Abstract:
Chronic kidney disease (CKD) is a continuous decrease in kidney function and is a
significant public health concern due to challenges with diagnostics. Artificial
intelligence (AI) and machine learning methods have been applied in the medical field,
particularly in disease prediction which has improved healthcare outcomes for patients
worldwide. This study then aims to evaluate the performance of various machine learning
classifiers for predicting CKD by analyzing patient data from a tertiary hospital in Metro
Manila. Two publicly-available online databases from India and Bangladesh were
combined, resulting in 600 instances of patient data with 14 features. Model training was
then conducted using five different algorithms, namely (1) k-nearest neighbor, (2) logistic
regression (L2 & L1), (3) support vector machine (L2 & L1), (4) random forest, and (5)

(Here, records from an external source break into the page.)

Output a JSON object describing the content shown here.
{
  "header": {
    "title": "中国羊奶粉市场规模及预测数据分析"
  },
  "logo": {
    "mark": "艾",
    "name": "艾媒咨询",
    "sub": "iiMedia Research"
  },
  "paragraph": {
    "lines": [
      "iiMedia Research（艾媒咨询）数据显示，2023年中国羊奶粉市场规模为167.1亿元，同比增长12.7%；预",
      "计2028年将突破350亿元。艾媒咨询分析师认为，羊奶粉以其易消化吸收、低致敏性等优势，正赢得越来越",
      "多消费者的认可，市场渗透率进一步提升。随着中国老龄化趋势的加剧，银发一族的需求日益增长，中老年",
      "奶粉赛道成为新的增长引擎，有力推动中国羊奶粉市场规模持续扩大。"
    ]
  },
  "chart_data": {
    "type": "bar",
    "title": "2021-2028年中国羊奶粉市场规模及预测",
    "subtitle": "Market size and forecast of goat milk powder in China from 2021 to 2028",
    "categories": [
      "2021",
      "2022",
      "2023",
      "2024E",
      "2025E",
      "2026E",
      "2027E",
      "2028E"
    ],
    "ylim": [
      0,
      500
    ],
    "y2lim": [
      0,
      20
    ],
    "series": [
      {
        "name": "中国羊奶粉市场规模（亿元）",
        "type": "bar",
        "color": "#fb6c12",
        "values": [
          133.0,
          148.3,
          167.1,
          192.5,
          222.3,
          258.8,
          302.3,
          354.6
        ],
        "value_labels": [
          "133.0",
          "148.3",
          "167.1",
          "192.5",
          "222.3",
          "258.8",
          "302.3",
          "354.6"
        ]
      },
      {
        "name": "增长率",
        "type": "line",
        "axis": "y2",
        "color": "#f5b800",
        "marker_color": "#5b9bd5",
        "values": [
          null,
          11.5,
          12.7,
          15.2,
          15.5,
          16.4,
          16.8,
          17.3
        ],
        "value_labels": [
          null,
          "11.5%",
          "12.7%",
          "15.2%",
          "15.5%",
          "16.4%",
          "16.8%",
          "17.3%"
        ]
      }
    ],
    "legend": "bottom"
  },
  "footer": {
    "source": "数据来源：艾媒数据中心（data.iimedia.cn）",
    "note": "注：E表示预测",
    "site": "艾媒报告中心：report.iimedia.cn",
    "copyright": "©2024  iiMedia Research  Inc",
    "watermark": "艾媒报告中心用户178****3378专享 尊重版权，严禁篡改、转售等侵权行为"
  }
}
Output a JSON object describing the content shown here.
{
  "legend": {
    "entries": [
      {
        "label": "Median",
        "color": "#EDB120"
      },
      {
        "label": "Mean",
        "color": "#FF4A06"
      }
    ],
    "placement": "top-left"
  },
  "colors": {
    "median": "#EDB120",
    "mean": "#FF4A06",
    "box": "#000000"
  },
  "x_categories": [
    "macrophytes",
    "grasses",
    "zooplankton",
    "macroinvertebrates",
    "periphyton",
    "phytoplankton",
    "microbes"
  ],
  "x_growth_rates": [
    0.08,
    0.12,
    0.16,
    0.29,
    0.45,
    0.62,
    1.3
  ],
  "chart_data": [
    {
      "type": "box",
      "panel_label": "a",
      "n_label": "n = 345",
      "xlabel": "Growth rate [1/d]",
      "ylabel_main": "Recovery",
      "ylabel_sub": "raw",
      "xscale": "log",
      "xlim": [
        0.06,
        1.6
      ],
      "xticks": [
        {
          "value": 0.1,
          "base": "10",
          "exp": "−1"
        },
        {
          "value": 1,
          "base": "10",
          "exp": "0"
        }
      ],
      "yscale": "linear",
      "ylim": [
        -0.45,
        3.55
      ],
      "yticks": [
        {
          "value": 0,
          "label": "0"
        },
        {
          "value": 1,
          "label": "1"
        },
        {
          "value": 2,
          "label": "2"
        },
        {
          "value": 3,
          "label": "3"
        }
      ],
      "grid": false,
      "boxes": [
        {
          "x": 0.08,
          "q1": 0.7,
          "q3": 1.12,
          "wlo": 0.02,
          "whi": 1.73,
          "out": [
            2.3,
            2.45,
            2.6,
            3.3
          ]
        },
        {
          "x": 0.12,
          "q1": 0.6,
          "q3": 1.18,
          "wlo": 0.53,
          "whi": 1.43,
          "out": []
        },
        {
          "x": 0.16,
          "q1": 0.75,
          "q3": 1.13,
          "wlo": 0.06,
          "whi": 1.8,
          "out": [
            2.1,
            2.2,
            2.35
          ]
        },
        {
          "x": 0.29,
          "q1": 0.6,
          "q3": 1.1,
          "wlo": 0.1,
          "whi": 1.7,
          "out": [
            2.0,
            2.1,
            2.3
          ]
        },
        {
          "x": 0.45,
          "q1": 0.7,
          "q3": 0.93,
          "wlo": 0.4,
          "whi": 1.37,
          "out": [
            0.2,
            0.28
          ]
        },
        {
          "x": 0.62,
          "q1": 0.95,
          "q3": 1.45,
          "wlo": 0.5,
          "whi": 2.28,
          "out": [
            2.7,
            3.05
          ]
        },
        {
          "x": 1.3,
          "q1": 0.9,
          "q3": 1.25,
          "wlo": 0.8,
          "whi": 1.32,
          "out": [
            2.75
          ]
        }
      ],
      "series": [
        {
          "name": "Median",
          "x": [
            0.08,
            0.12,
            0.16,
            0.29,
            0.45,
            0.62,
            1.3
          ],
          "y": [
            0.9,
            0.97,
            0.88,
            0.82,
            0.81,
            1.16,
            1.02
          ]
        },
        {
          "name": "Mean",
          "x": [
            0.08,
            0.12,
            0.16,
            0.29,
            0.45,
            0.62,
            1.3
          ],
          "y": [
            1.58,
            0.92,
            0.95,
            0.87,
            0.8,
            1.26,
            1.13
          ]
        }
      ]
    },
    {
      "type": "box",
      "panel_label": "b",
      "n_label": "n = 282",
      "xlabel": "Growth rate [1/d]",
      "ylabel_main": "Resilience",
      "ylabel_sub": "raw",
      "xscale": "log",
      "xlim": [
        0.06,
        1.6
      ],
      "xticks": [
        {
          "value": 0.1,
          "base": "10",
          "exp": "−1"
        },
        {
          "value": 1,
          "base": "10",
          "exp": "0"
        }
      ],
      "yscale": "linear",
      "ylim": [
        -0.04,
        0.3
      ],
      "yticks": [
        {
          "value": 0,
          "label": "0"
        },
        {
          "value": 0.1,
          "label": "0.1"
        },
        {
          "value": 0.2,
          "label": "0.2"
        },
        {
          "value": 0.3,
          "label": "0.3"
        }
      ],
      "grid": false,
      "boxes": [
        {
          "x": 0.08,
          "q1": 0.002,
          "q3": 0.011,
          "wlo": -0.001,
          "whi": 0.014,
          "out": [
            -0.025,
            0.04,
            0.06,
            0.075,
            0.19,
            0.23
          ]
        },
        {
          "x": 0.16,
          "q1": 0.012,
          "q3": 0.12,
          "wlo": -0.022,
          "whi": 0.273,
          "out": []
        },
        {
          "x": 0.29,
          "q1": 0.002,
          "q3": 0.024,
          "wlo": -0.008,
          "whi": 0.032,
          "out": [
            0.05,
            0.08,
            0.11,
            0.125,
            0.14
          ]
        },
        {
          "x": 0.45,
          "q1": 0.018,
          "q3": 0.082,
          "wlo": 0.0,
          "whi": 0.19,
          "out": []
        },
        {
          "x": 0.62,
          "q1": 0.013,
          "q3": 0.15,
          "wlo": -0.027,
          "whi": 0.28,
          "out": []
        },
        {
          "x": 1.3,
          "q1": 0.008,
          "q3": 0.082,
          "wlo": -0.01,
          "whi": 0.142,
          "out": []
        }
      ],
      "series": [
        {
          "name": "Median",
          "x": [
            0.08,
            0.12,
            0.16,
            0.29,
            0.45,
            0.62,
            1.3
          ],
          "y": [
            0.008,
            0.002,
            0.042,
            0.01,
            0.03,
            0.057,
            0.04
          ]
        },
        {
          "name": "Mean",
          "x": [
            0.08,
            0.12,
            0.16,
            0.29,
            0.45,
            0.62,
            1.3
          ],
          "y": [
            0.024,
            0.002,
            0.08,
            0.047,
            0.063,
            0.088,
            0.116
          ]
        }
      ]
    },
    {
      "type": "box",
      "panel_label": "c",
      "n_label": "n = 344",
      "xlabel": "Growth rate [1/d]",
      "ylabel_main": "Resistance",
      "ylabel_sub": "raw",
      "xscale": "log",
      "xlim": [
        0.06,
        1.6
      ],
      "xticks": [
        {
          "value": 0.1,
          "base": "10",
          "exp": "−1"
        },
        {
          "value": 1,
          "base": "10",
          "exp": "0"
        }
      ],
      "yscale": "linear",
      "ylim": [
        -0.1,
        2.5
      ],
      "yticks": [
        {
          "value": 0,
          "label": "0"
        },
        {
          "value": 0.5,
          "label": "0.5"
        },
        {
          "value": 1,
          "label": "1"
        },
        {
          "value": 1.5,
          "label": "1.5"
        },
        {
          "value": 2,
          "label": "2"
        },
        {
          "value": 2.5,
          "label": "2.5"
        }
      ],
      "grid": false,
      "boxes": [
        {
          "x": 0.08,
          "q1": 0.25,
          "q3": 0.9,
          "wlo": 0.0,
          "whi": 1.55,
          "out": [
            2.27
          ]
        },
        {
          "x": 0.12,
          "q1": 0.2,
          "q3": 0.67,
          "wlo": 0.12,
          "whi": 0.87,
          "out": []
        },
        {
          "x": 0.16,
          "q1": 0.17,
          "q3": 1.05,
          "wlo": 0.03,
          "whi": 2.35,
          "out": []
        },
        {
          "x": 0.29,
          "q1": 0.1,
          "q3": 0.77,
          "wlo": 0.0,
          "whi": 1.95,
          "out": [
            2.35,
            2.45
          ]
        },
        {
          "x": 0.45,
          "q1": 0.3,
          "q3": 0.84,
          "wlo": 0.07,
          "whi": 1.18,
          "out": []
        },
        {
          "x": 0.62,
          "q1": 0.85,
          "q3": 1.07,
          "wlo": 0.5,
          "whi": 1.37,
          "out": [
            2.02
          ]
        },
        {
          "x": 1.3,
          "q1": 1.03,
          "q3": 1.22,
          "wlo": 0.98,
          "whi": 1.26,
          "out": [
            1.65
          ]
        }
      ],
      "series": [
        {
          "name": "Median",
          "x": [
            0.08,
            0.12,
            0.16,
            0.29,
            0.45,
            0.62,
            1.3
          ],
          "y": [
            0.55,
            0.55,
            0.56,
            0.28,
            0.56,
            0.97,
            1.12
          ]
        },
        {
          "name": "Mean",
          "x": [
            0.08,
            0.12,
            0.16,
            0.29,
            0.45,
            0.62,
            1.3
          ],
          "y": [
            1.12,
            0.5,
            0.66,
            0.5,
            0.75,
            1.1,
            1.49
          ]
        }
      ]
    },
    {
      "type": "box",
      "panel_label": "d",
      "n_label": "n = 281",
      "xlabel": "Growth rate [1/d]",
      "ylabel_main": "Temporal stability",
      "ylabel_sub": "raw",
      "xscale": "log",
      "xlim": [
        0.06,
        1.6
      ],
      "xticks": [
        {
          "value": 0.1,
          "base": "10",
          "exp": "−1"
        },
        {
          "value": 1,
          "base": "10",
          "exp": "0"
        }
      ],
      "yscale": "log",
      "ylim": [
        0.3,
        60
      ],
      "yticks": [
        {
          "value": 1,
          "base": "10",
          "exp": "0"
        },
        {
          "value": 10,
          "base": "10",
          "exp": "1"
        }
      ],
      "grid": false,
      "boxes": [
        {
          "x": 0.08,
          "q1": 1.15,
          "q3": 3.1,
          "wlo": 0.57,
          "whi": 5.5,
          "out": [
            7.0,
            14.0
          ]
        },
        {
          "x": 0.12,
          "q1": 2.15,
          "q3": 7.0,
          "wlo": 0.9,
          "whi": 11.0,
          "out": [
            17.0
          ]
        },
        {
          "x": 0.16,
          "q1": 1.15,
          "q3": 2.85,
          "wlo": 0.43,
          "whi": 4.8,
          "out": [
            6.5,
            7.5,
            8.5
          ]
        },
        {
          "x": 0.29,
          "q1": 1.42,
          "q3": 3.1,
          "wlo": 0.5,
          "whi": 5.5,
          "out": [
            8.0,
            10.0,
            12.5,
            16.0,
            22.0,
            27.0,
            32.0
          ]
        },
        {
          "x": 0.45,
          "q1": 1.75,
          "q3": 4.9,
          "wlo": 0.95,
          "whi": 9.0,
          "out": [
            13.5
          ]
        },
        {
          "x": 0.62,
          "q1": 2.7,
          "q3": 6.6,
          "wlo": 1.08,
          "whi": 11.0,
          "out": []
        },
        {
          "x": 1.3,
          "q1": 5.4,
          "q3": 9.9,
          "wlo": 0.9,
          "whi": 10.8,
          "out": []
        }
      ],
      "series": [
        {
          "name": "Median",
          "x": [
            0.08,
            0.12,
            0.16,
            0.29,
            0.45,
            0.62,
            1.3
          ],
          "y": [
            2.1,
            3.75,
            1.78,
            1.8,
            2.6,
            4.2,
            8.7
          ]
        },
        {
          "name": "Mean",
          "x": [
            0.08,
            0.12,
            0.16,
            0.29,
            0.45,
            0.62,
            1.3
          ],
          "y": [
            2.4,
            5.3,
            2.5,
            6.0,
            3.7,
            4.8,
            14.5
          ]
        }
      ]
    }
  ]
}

gradient boosting methods. Validation was then performed using 200 instances of patient
data from the tertiary hospital. Results of the study show that all trained models were
fairly accurate (>80% accuracy) in predicting the occurrence of CKD in the tertiary
hospital patient data. More specifically, linear SVM (L1) was the most accurate (85.5%),
closely followed by linear SVM (L2) (84.5%). Hemoglobin was also found to be the top
predictor for CKD. In conclusion, machine learning is an effective tool for binary
classification tasks such as the prediction of disease occurrence.